Our conservation priority over the last few years has been our Quarter Session Rolls. Anyone who has ever used the rolls will know that they can be very difficult to use. Prior to the formation of Local Government in 1888, the Quarter Sessions dealt with local matters and petty crime. The Quarter Sessions sat four times a year and a single roll is a bundle of paperwork created at each court sitting. The fact that the bundles were often threaded on the single string and rolled makes them incredibly difficult to work with and some are very fragile. The rolls vary in size and often consist of hundreds of pages.

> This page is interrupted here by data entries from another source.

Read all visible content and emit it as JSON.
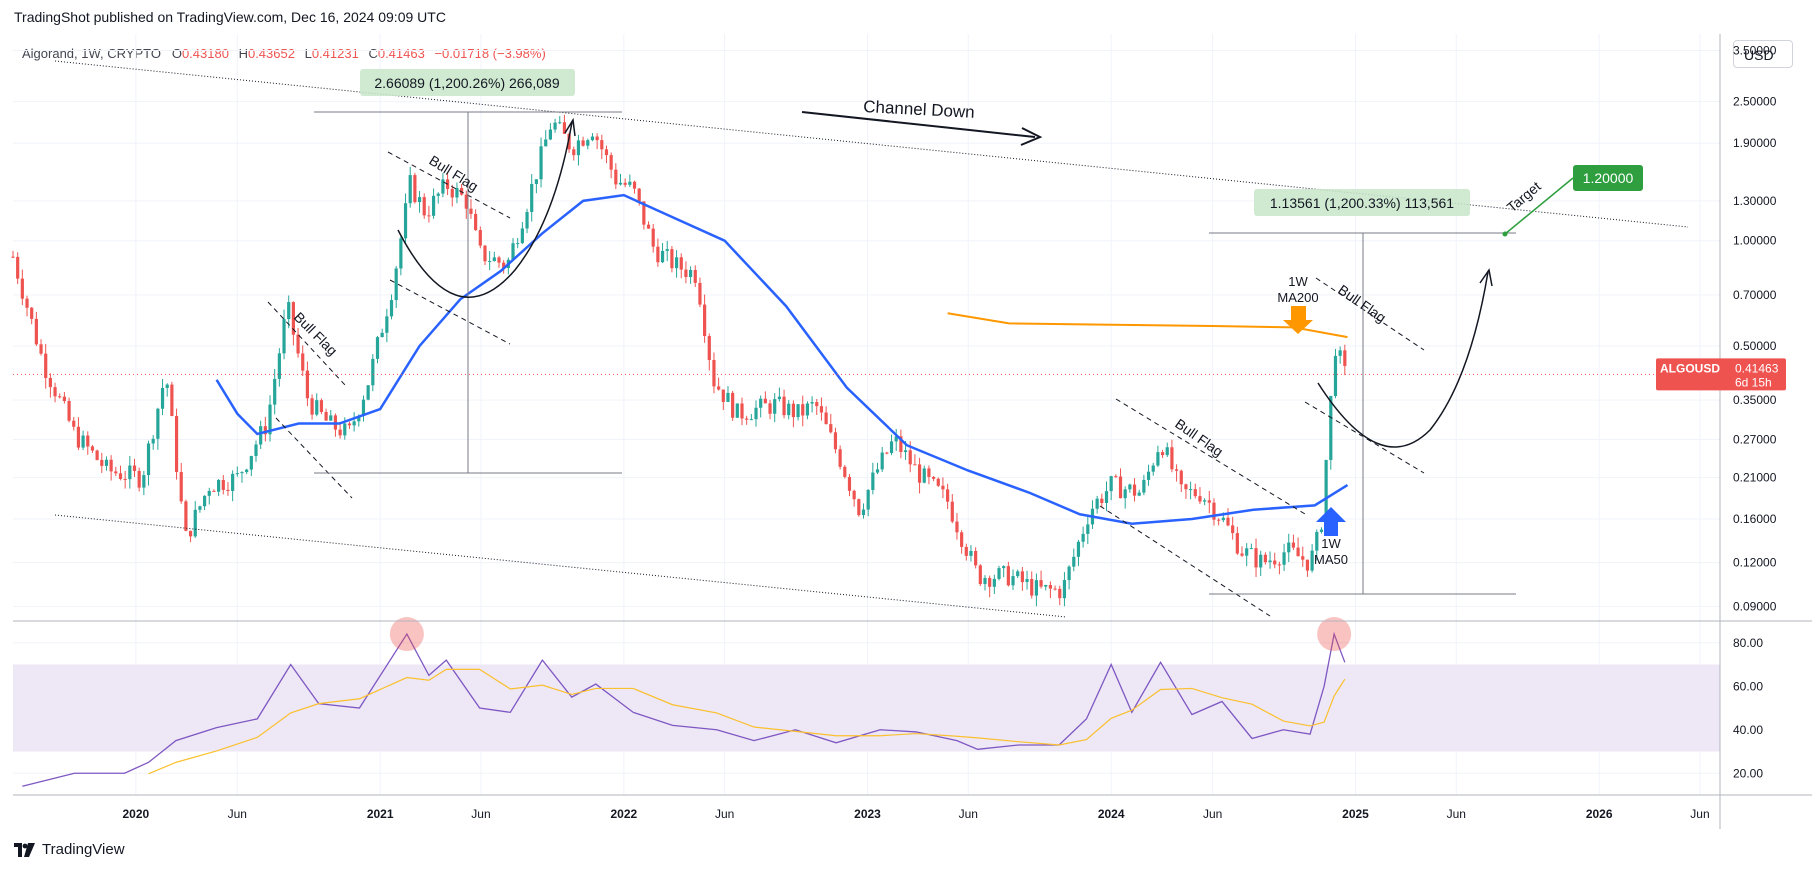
{
  "header": {
    "published": "TradingShot published on TradingView.com, Dec 16, 2024 09:09 UTC"
  },
  "symbol": {
    "name": "Algorand, 1W, CRYPTO",
    "open_label": "O",
    "open": "0.43180",
    "high_label": "H",
    "high": "0.43652",
    "low_label": "L",
    "low": "0.41231",
    "close_label": "C",
    "close": "0.41463",
    "change": "−0.01718 (−3.98%)"
  },
  "currency_button": "USD",
  "price_tag": {
    "ticker": "ALGOUSD",
    "price": "0.41463",
    "countdown": "6d 15h"
  },
  "footer": {
    "brand": "TradingView"
  },
  "colors": {
    "up": "#26a69a",
    "down": "#ef5350",
    "ma50": "#2962ff",
    "ma200": "#ff9800",
    "rsi": "#7e57c2",
    "rsi_ma": "#fbc02d",
    "rsi_band": "#ede7f6",
    "target": "#2e9e3e"
  },
  "annotations": {
    "channel": "Channel Down",
    "bull_flag_1": "Bull Flag",
    "bull_flag_2": "Bull Flag",
    "bull_flag_3": "Bull Flag",
    "bull_flag_4": "Bull Flag",
    "measure_1": "2.66089 (1,200.26%) 266,089",
    "measure_2": "1.13561 (1,200.33%) 113,561",
    "target_label": "Target",
    "target_value": "1.20000",
    "ma200_label_1": "1W",
    "ma200_label_2": "MA200",
    "ma50_label_1": "1W",
    "ma50_label_2": "MA50"
  },
  "chart_data": {
    "type": "candlestick",
    "symbol": "ALGOUSD",
    "timeframe": "1W",
    "y_scale": "log",
    "ylim": [
      0.085,
      3.8
    ],
    "y_ticks": [
      "3.50000",
      "2.50000",
      "1.90000",
      "1.30000",
      "1.00000",
      "0.70000",
      "0.50000",
      "0.35000",
      "0.27000",
      "0.21000",
      "0.16000",
      "0.12000",
      "0.09000"
    ],
    "x_ticks": [
      "2020",
      "Jun",
      "2021",
      "Jun",
      "2022",
      "Jun",
      "2023",
      "Jun",
      "2024",
      "Jun",
      "2025",
      "Jun",
      "2026",
      "Jun"
    ],
    "x_range": [
      "2019-07-01",
      "2026-07-01"
    ],
    "price_path": [
      [
        "2019-07-01",
        0.9
      ],
      [
        "2019-08-15",
        0.45
      ],
      [
        "2019-10-01",
        0.28
      ],
      [
        "2019-11-20",
        0.22
      ],
      [
        "2020-01-10",
        0.21
      ],
      [
        "2020-02-15",
        0.42
      ],
      [
        "2020-03-15",
        0.14
      ],
      [
        "2020-04-20",
        0.2
      ],
      [
        "2020-06-01",
        0.21
      ],
      [
        "2020-07-15",
        0.3
      ],
      [
        "2020-08-15",
        0.65
      ],
      [
        "2020-09-15",
        0.35
      ],
      [
        "2020-10-15",
        0.3
      ],
      [
        "2020-11-15",
        0.28
      ],
      [
        "2020-12-15",
        0.4
      ],
      [
        "2021-01-20",
        0.75
      ],
      [
        "2021-02-15",
        1.45
      ],
      [
        "2021-03-10",
        1.2
      ],
      [
        "2021-04-10",
        1.45
      ],
      [
        "2021-05-10",
        1.3
      ],
      [
        "2021-05-30",
        0.92
      ],
      [
        "2021-07-10",
        0.85
      ],
      [
        "2021-08-10",
        1.3
      ],
      [
        "2021-09-15",
        2.2
      ],
      [
        "2021-10-15",
        1.85
      ],
      [
        "2021-11-15",
        2.1
      ],
      [
        "2021-12-20",
        1.5
      ],
      [
        "2022-01-15",
        1.4
      ],
      [
        "2022-02-15",
        0.95
      ],
      [
        "2022-03-20",
        0.85
      ],
      [
        "2022-04-20",
        0.8
      ],
      [
        "2022-05-15",
        0.4
      ],
      [
        "2022-06-20",
        0.32
      ],
      [
        "2022-08-15",
        0.34
      ],
      [
        "2022-09-20",
        0.32
      ],
      [
        "2022-10-15",
        0.34
      ],
      [
        "2022-11-20",
        0.24
      ],
      [
        "2022-12-20",
        0.17
      ],
      [
        "2023-01-15",
        0.22
      ],
      [
        "2023-02-10",
        0.27
      ],
      [
        "2023-03-15",
        0.22
      ],
      [
        "2023-05-01",
        0.18
      ],
      [
        "2023-06-15",
        0.11
      ],
      [
        "2023-08-01",
        0.11
      ],
      [
        "2023-09-15",
        0.1
      ],
      [
        "2023-10-20",
        0.1
      ],
      [
        "2023-11-30",
        0.17
      ],
      [
        "2024-01-01",
        0.2
      ],
      [
        "2024-02-15",
        0.19
      ],
      [
        "2024-03-15",
        0.27
      ],
      [
        "2024-04-15",
        0.19
      ],
      [
        "2024-05-15",
        0.19
      ],
      [
        "2024-06-15",
        0.16
      ],
      [
        "2024-07-15",
        0.13
      ],
      [
        "2024-08-15",
        0.12
      ],
      [
        "2024-09-20",
        0.13
      ],
      [
        "2024-10-25",
        0.12
      ],
      [
        "2024-11-10",
        0.15
      ],
      [
        "2024-11-25",
        0.35
      ],
      [
        "2024-12-02",
        0.5
      ],
      [
        "2024-12-16",
        0.41463
      ]
    ],
    "series": [
      {
        "name": "1W MA50",
        "points": [
          [
            "2020-05-01",
            0.4
          ],
          [
            "2020-06-01",
            0.32
          ],
          [
            "2020-07-01",
            0.28
          ],
          [
            "2020-09-01",
            0.3
          ],
          [
            "2020-11-01",
            0.3
          ],
          [
            "2021-01-01",
            0.33
          ],
          [
            "2021-03-01",
            0.5
          ],
          [
            "2021-05-01",
            0.68
          ],
          [
            "2021-07-01",
            0.82
          ],
          [
            "2021-09-01",
            1.05
          ],
          [
            "2021-11-01",
            1.3
          ],
          [
            "2022-01-01",
            1.35
          ],
          [
            "2022-03-01",
            1.2
          ],
          [
            "2022-06-01",
            1.0
          ],
          [
            "2022-09-01",
            0.65
          ],
          [
            "2022-12-01",
            0.38
          ],
          [
            "2023-03-01",
            0.26
          ],
          [
            "2023-06-01",
            0.22
          ],
          [
            "2023-09-01",
            0.19
          ],
          [
            "2023-11-15",
            0.165
          ],
          [
            "2024-02-01",
            0.155
          ],
          [
            "2024-05-01",
            0.16
          ],
          [
            "2024-08-01",
            0.17
          ],
          [
            "2024-11-01",
            0.175
          ],
          [
            "2024-12-20",
            0.2
          ]
        ]
      },
      {
        "name": "1W MA200",
        "points": [
          [
            "2023-05-01",
            0.62
          ],
          [
            "2023-08-01",
            0.58
          ],
          [
            "2024-01-01",
            0.575
          ],
          [
            "2024-06-01",
            0.57
          ],
          [
            "2024-10-01",
            0.565
          ],
          [
            "2024-12-20",
            0.53
          ]
        ]
      }
    ],
    "rsi": {
      "ylim": [
        10,
        90
      ],
      "y_ticks": [
        "80.00",
        "60.00",
        "40.00",
        "20.00"
      ],
      "band": [
        30,
        70
      ],
      "values": [
        [
          "2019-07-15",
          14
        ],
        [
          "2019-10-01",
          20
        ],
        [
          "2019-12-15",
          20
        ],
        [
          "2020-01-20",
          25
        ],
        [
          "2020-03-01",
          35
        ],
        [
          "2020-05-01",
          41
        ],
        [
          "2020-07-01",
          45
        ],
        [
          "2020-08-20",
          70
        ],
        [
          "2020-10-01",
          52
        ],
        [
          "2020-12-01",
          50
        ],
        [
          "2021-02-10",
          84
        ],
        [
          "2021-03-15",
          65
        ],
        [
          "2021-04-10",
          72
        ],
        [
          "2021-05-30",
          50
        ],
        [
          "2021-07-15",
          48
        ],
        [
          "2021-09-01",
          72
        ],
        [
          "2021-10-15",
          55
        ],
        [
          "2021-11-20",
          61
        ],
        [
          "2022-01-15",
          48
        ],
        [
          "2022-03-15",
          42
        ],
        [
          "2022-05-20",
          40
        ],
        [
          "2022-07-15",
          35
        ],
        [
          "2022-09-15",
          40
        ],
        [
          "2022-11-15",
          34
        ],
        [
          "2023-01-20",
          40
        ],
        [
          "2023-03-15",
          39
        ],
        [
          "2023-05-15",
          35
        ],
        [
          "2023-06-15",
          31
        ],
        [
          "2023-08-15",
          33
        ],
        [
          "2023-10-15",
          33
        ],
        [
          "2023-11-25",
          45
        ],
        [
          "2024-01-01",
          70
        ],
        [
          "2024-02-01",
          48
        ],
        [
          "2024-03-15",
          71
        ],
        [
          "2024-05-01",
          47
        ],
        [
          "2024-06-15",
          53
        ],
        [
          "2024-07-30",
          36
        ],
        [
          "2024-09-15",
          40
        ],
        [
          "2024-10-25",
          38
        ],
        [
          "2024-11-15",
          60
        ],
        [
          "2024-11-30",
          84
        ],
        [
          "2024-12-16",
          71
        ]
      ]
    }
  }
}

The work that goes into conserving a single roll is time consuming, but results in the researcher being able use the records with ease. The following photographs show the work that goes into each roll.
The conservator will carefully open the roll, clean the surface of each page where possible, and then humidify the sheets. Each sheet is then pressed between blotting paper and glass weights to gently flatten.
Special attention is paid to sheets with wax seals which have a template cut to accommodate the depth of the seal so that this isn’t flattened whilst pressing. Any particularly damaging tears are repaired with mulberry tissue and wheatstarch paste.
The sheets, once flat, are put back into their order and packed between protective sheets of museum board and cotton ties.
We have over 1000 rolls and some are in better condition than others. So far, we have had over 70 rolls repaired in this way [June 2014] and the project continues. Our most recent work has been completed by Graeme Storey at Britton and Storey Conservation.